辻村深月は、新作をコンスタントに読んでいる作家です。イタい過去を引き摺る人々の少しホラーな短編集、頁数の割にはずっしりと心に澱が残ります。息詰り感、ゾッと感の畳み掛けが見事でした。オススメは、『早穂とゆかり』です。

2018/07/07

zero1

猟奇殺人のグロはないが、人が持つ内面の黒さで背筋が寒くなる一冊。【話せばわかる】は幻想で、分からないのが現実?無意識に人を傷つけた可能性に多くの読者は自らを省みた?しかも悪意が無いところがさらに傷を深くしている。「パッとしない子」と「早穂とゆかり」は行間から棘が出ていて痛かった。「ママ・はは」は【子育ての正解】を問うが、味付けがいかにも辻村。
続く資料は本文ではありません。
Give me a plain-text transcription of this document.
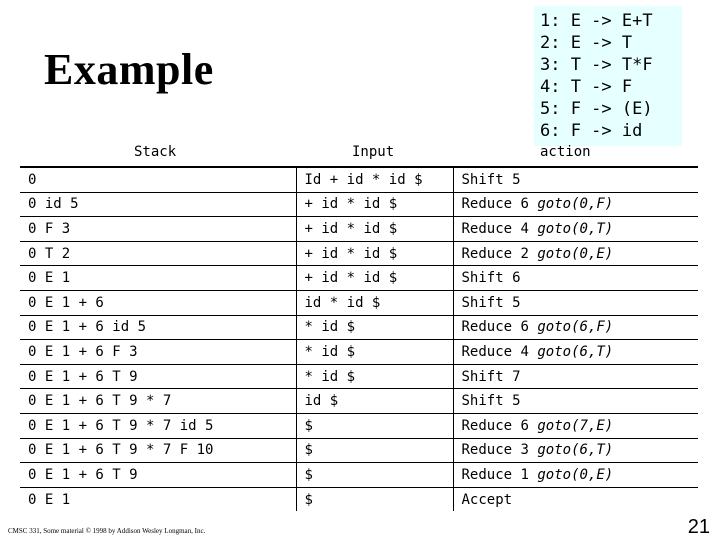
Example
1: E -> E+T
2: E -> T
3: T -> T*F
4: T -> F
5: F -> (E)
6: F -> id
Stack	Input	action
0	Id + id * id $	Shift 5
0 id 5	+ id * id $	Reduce 6 goto(0,F)
0 F 3	+ id * id $	Reduce 4 goto(0,T)
0 T 2	+ id * id $	Reduce 2 goto(0,E)
0 E 1	+ id * id $	Shift 6
0 E 1 + 6	id * id $	Shift 5
0 E 1 + 6 id 5	* id $	Reduce 6 goto(6,F)
0 E 1 + 6 F 3	* id $	Reduce 4 goto(6,T)
0 E 1 + 6 T 9	* id $	Shift 7
0 E 1 + 6 T 9 * 7	id $	Shift 5
0 E 1 + 6 T 9 * 7 id 5	$	Reduce 6 goto(7,E)
0 E 1 + 6 T 9 * 7 F 10	$	Reduce 3 goto(6,T)
0 E 1 + 6 T 9	$	Reduce 1 goto(0,E)
0 E 1	$	Accept
CMSC 331, Some material © 1998 by Addison Wesley Longman, Inc.	21
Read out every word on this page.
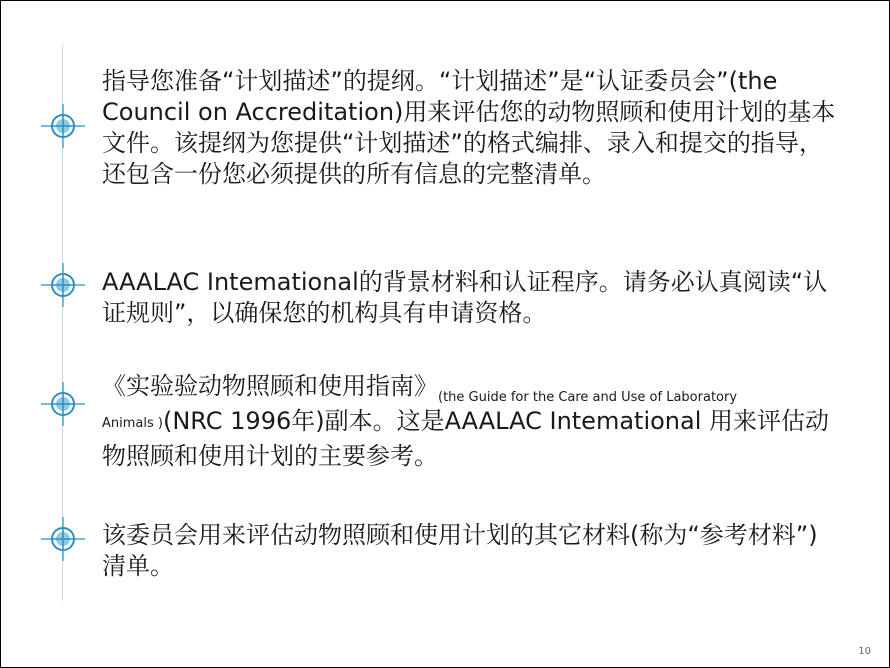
指导您准备“计划描述”的提纲。“计划描述”是“认证委员会”(the Council on Accreditation)用来评估您的动物照顾和使用计划的基本文件。该提纲为您提供“计划描述”的格式编排、录入和提交的指导，还包含一份您必须提供的所有信息的完整清单。

AAALAC Intemational的背景材料和认证程序。请务必认真阅读“认证规则”，以确保您的机构具有申请资格。

《实验验动物照顾和使用指南》$_{(the Guide for the Care and Use of Laboratory}$
Animals )(NRC 1996年)副本。这是AAALAC Intemational 用来评估动物照顾和使用计划的主要参考。

该委员会用来评估动物照顾和使用计划的其它材料(称为“参考材料”)清单。

10
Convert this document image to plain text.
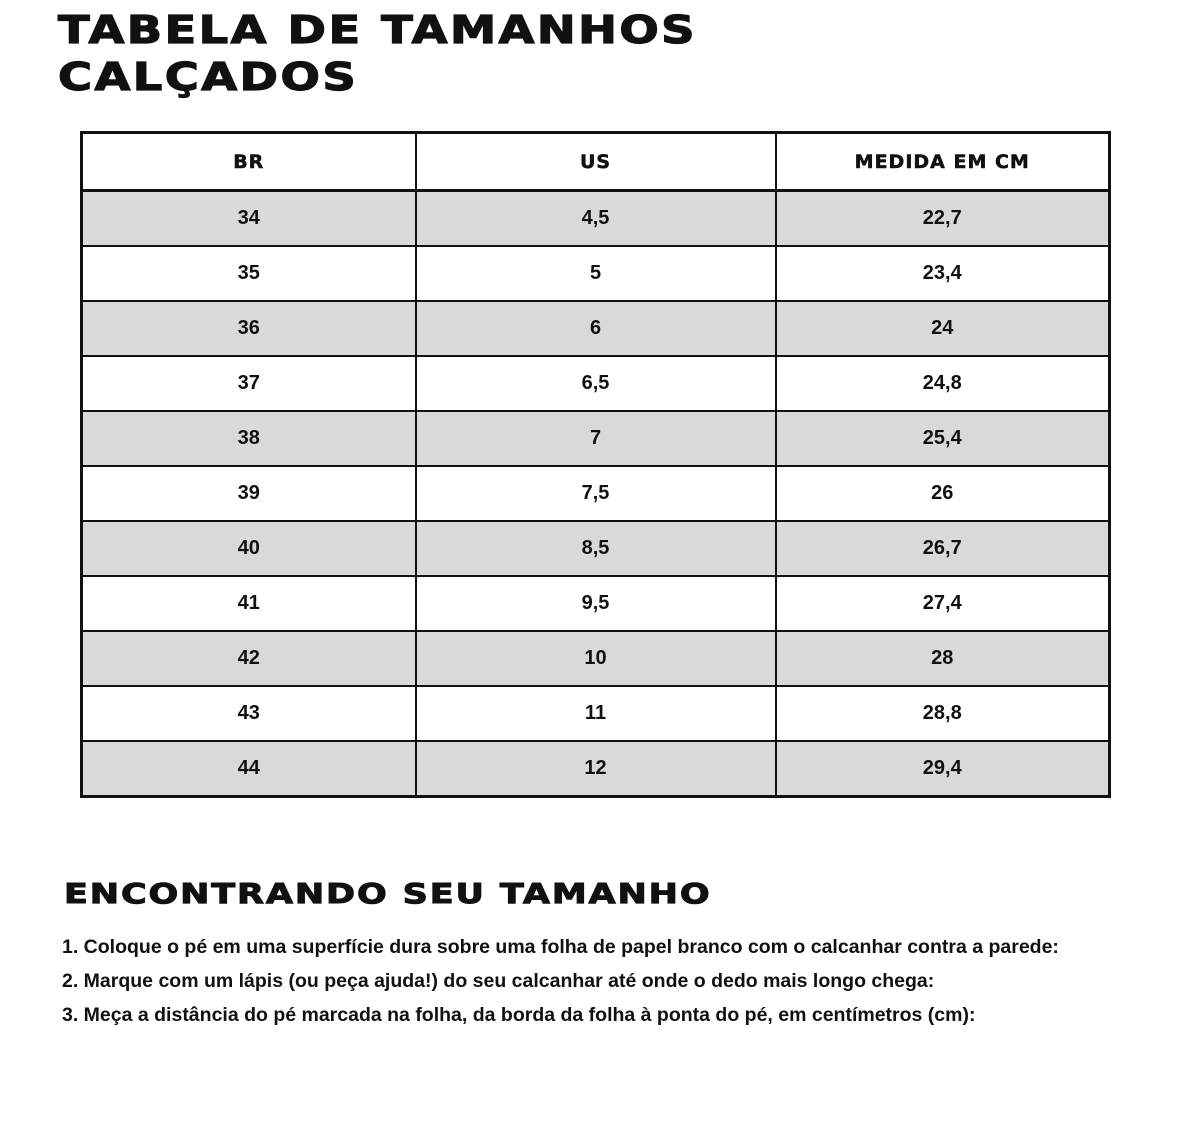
TABELA DE TAMANHOS
CALÇADOS
BR	US	MEDIDA EM CM
34	4,5	22,7
35	5	23,4
36	6	24
37	6,5	24,8
38	7	25,4
39	7,5	26
40	8,5	26,7
41	9,5	27,4
42	10	28
43	11	28,8
44	12	29,4
ENCONTRANDO SEU TAMANHO
1. Coloque o pé em uma superfície dura sobre uma folha de papel branco com o calcanhar contra a parede:
2. Marque com um lápis (ou peça ajuda!) do seu calcanhar até onde o dedo mais longo chega:
3. Meça a distância do pé marcada na folha, da borda da folha à ponta do pé, em centímetros (cm):
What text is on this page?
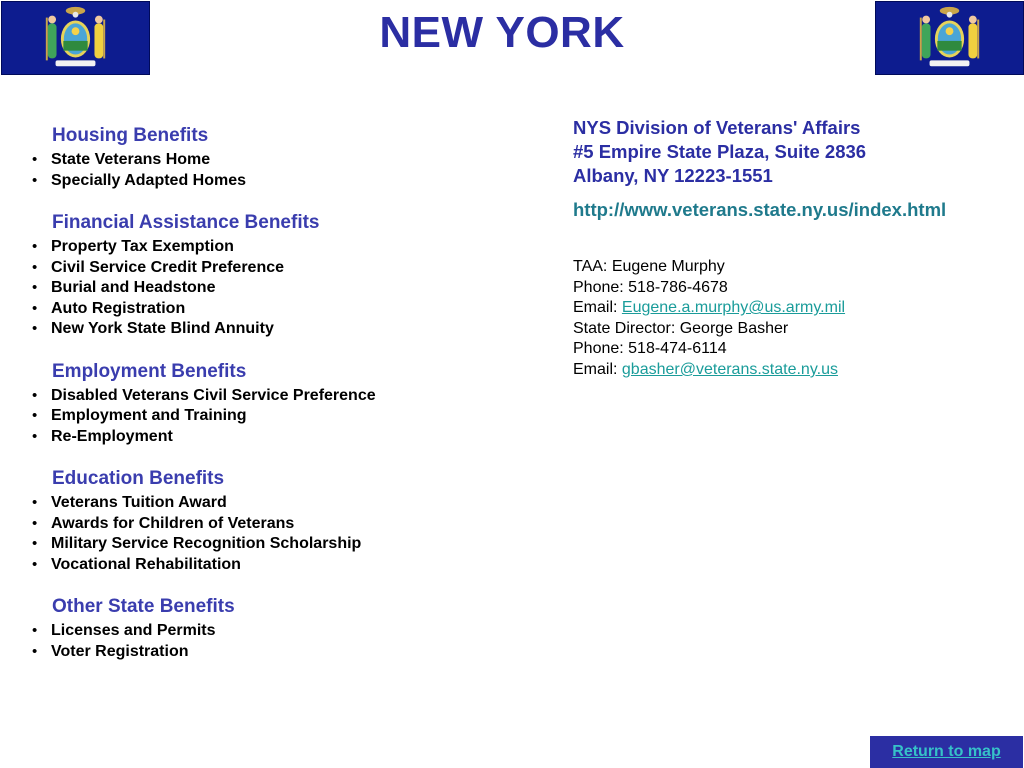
NEW YORK
Housing Benefits
• State Veterans Home
• Specially Adapted Homes
Financial Assistance Benefits
• Property Tax Exemption
• Civil Service Credit Preference
• Burial and Headstone
• Auto Registration
• New York State Blind Annuity
Employment Benefits
• Disabled Veterans Civil Service Preference
• Employment and Training
• Re-Employment
Education Benefits
• Veterans Tuition Award
• Awards for Children of Veterans
• Military Service Recognition Scholarship
• Vocational Rehabilitation
Other State Benefits
• Licenses and Permits
• Voter Registration
NYS Division of Veterans' Affairs
#5 Empire State Plaza, Suite 2836
Albany, NY 12223-1551
http://www.veterans.state.ny.us/index.html
TAA: Eugene Murphy
Phone: 518-786-4678
Email: Eugene.a.murphy@us.army.mil
State Director: George Basher
Phone: 518-474-6114
Email: gbasher@veterans.state.ny.us
Return to map
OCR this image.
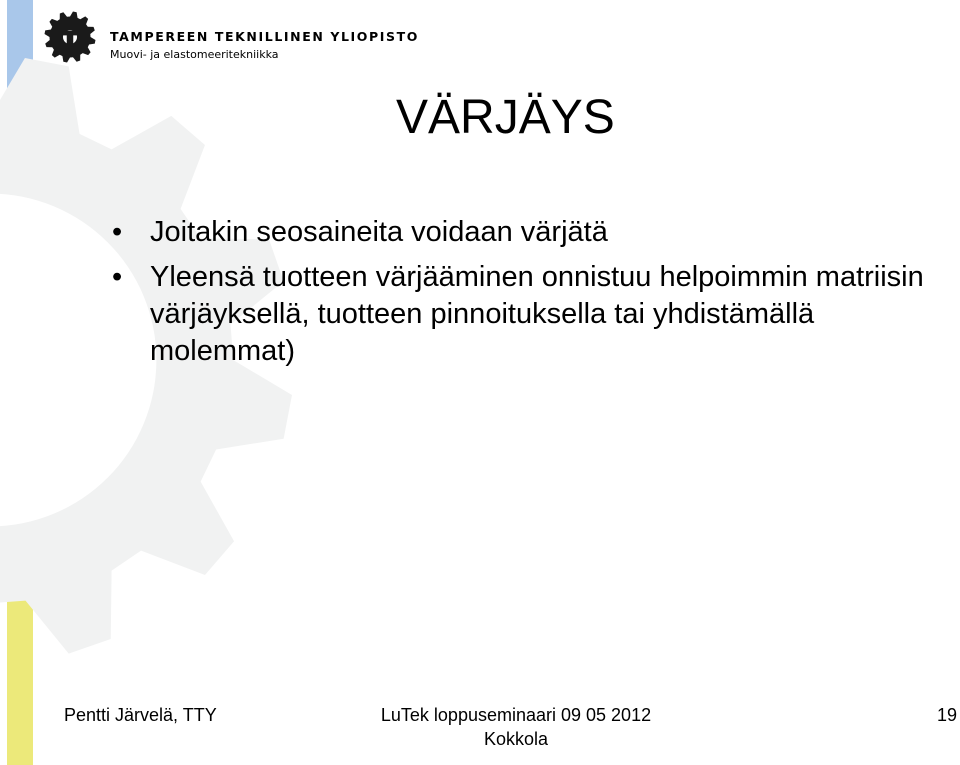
TAMPEREEN TEKNILLINEN YLIOPISTO
Muovi- ja elastomeeritekniikka
VÄRJÄYS
• Joitakin seosaineita voidaan värjätä
• Yleensä tuotteen värjääminen onnistuu helpoimmin matriisin värjäyksellä, tuotteen pinnoituksella tai yhdistämällä molemmat)
Pentti Järvelä, TTY	LuTek loppuseminaari 09 05 2012
Kokkola
19
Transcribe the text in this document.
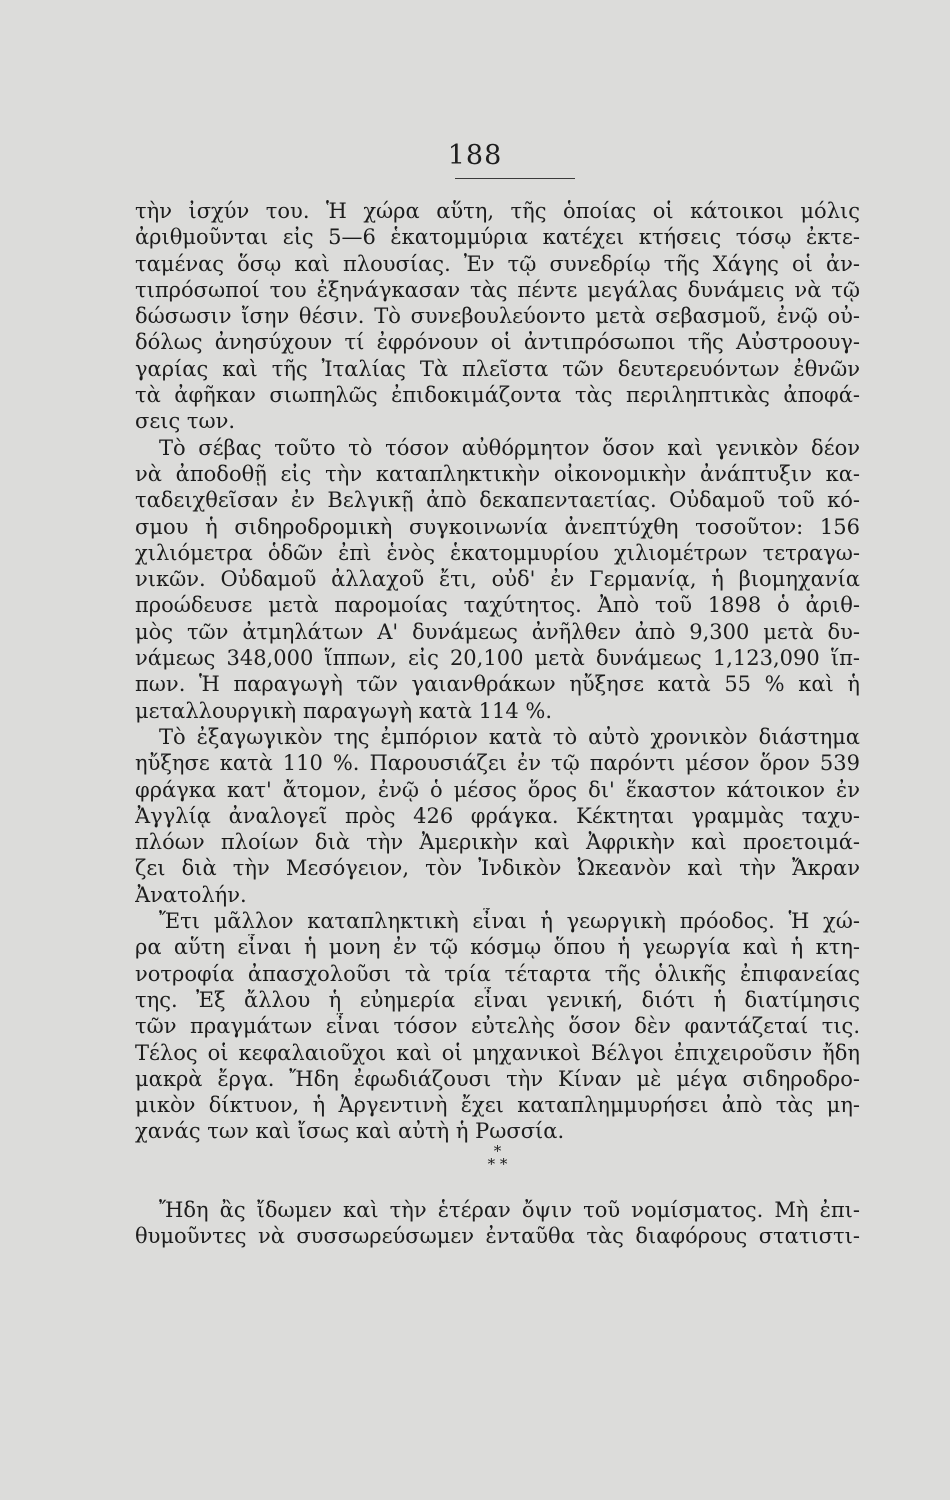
188
τὴν ἰσχύν του. Ἡ χώρα αὕτη, τῆς ὁποίας οἱ κάτοικοι μόλις
ἀριθμοῦνται εἰς 5—6 ἑκατομμύρια κατέχει κτήσεις τόσῳ ἐκτε-
ταμένας ὅσῳ καὶ πλουσίας. Ἐν τῷ συνεδρίῳ τῆς Χάγης οἱ ἀν-
τιπρόσωποί του ἐξηνάγκασαν τὰς πέντε μεγάλας δυνάμεις νὰ τῷ
δώσωσιν ἴσην θέσιν. Τὸ συνεβουλεύοντο μετὰ σεβασμοῦ, ἐνῷ οὐ-
δόλως ἀνησύχουν τί ἐφρόνουν οἱ ἀντιπρόσωποι τῆς Αὐστροουγ-
γαρίας καὶ τῆς Ἰταλίας Τὰ πλεῖστα τῶν δευτερευόντων ἐθνῶν
τὰ ἀφῆκαν σιωπηλῶς ἐπιδοκιμάζοντα τὰς περιληπτικὰς ἀποφά-
σεις των.
Τὸ σέβας τοῦτο τὸ τόσον αὐθόρμητον ὅσον καὶ γενικὸν δέον
νὰ ἀποδοθῇ εἰς τὴν καταπληκτικὴν οἰκονομικὴν ἀνάπτυξιν κα-
ταδειχθεῖσαν ἐν Βελγικῇ ἀπὸ δεκαπενταετίας. Οὐδαμοῦ τοῦ κό-
σμου ἡ σιδηροδρομικὴ συγκοινωνία ἀνεπτύχθη τοσοῦτον: 156
χιλιόμετρα ὁδῶν ἐπὶ ἑνὸς ἑκατομμυρίου χιλιομέτρων τετραγω-
νικῶν. Οὐδαμοῦ ἀλλαχοῦ ἔτι, οὐδ' ἐν Γερμανίᾳ, ἡ βιομηχανία
προώδευσε μετὰ παρομοίας ταχύτητος. Ἀπὸ τοῦ 1898 ὁ ἀριθ-
μὸς τῶν ἀτμηλάτων Α' δυνάμεως ἀνῆλθεν ἀπὸ 9,300 μετὰ δυ-
νάμεως 348,000 ἵππων, εἰς 20,100 μετὰ δυνάμεως 1,123,090 ἵπ-
πων. Ἡ παραγωγὴ τῶν γαιανθράκων ηὔξησε κατὰ 55 % καὶ ἡ
μεταλλουργικὴ παραγωγὴ κατὰ 114 %.
Τὸ ἐξαγωγικὸν της ἐμπόριον κατὰ τὸ αὐτὸ χρονικὸν διάστημα
ηὔξησε κατὰ 110 %. Παρουσιάζει ἐν τῷ παρόντι μέσον ὅρον 539
φράγκα κατ' ἄτομον, ἐνῷ ὁ μέσος ὅρος δι' ἕκαστον κάτοικον ἐν
Ἀγγλίᾳ ἀναλογεῖ πρὸς 426 φράγκα. Κέκτηται γραμμὰς ταχυ-
πλόων πλοίων διὰ τὴν Ἀμερικὴν καὶ Ἀφρικὴν καὶ προετοιμά-
ζει διὰ τὴν Μεσόγειον, τὸν Ἰνδικὸν Ὠκεανὸν καὶ τὴν Ἄκραν
Ἀνατολήν.
Ἔτι μᾶλλον καταπληκτικὴ εἶναι ἡ γεωργικὴ πρόοδος. Ἡ χώ-
ρα αὕτη εἶναι ἡ μονη ἐν τῷ κόσμῳ ὅπου ἡ γεωργία καὶ ἡ κτη-
νοτροφία ἀπασχολοῦσι τὰ τρία τέταρτα τῆς ὁλικῆς ἐπιφανείας
της. Ἐξ ἄλλου ἡ εὐημερία εἶναι γενική, διότι ἡ διατίμησις
τῶν πραγμάτων εἶναι τόσον εὐτελὴς ὅσον δὲν φαντάζεταί τις.
Τέλος οἱ κεφαλαιοῦχοι καὶ οἱ μηχανικοὶ Βέλγοι ἐπιχειροῦσιν ἤδη
μακρὰ ἔργα. Ἤδη ἐφωδιάζουσι τὴν Κίναν μὲ μέγα σιδηροδρο-
μικὸν δίκτυον, ἡ Ἀργεντινὴ ἔχει καταπλημμυρήσει ἀπὸ τὰς μη-
χανάς των καὶ ἴσως καὶ αὐτὴ ἡ Ρωσσία.
*
* *
Ἤδη ἂς ἴδωμεν καὶ τὴν ἑτέραν ὄψιν τοῦ νομίσματος. Μὴ ἐπι-
θυμοῦντες νὰ συσσωρεύσωμεν ἐνταῦθα τὰς διαφόρους στατιστι-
【淘汰】の根源はここにあった?【真面目な人って義務が得意】というのは名言。いかに人の記憶が曖昧で、人にどう誤解され伝わるか。見事な怖さ。

2019/12/08

風眠

何気ない言葉や態度が、誰かを傷つけてしまう事ってあると思う。「え?私そんなことした?」やった側はそんな程度でも、やられた側にとってみたら大きな大きな傷なのに。捉え方の違い?悪気がなかった?本当にそう?そう思い込んでいるだけじゃないの?本当は、悪気、あったよね?自分に都合よく記憶してるだけなんじゃない?そんな問いが私の中でぐるぐる回る。人を見下す気持ち、見下される気持ち、私はどちらもわかる。登場人物の誰の目線で読むかによって、見える世界が変わり、自分の心の中身を突きつけられる短篇集。まるで心理テストのよう。

2018/07/23

ろくせい@やまもとかねよし

4短編は人間関係の慮り、怒り、悔やみ、恨みを表現。大学時代の友人男性に拘束嗜好の新妻と送る人生へ慮り。教師として生徒にかけた何気ない言葉で生じた積年の怒り。目的が見えない遵法精神で親から受けた封建的教育への悔やみ。少年期に苦手な集団生活からうまく人付き合いができない経験を一方的な被害妄想へ転換した積年の恨み。共通するのは「自己的にしか意識できない他人」だろうか。自己には他人の存在が不可欠。しかし、自己で認知している他人との経験や認知は、その当事者とでさえ共有できるわけないと訴え、同時にその多様を愛でるか。

2021/02/06

ウッディ

あの頃、何気なく放った言葉、取った態度で傷ついた人がいる。そんな自分の行動を今になって、突きつけられる4つの物語。どれも胸に刺さった。良い奴だけど、恋人にはならないそんな男友達の結婚を描いた「ナベちゃんのヨメ」もさることながら、アイドルになった元教え子から、強烈な反撃を受ける「パッとしない子」は辛すぎる話だけど、頁をめくる手が止められない。旬の作家、辻村さんらしい中身の濃い短編集でした。都合よく美化されている自分の思い出の片隅で、傷ついていた同級生がいたかもと、胸に手を当ててしまいました。面白かったです。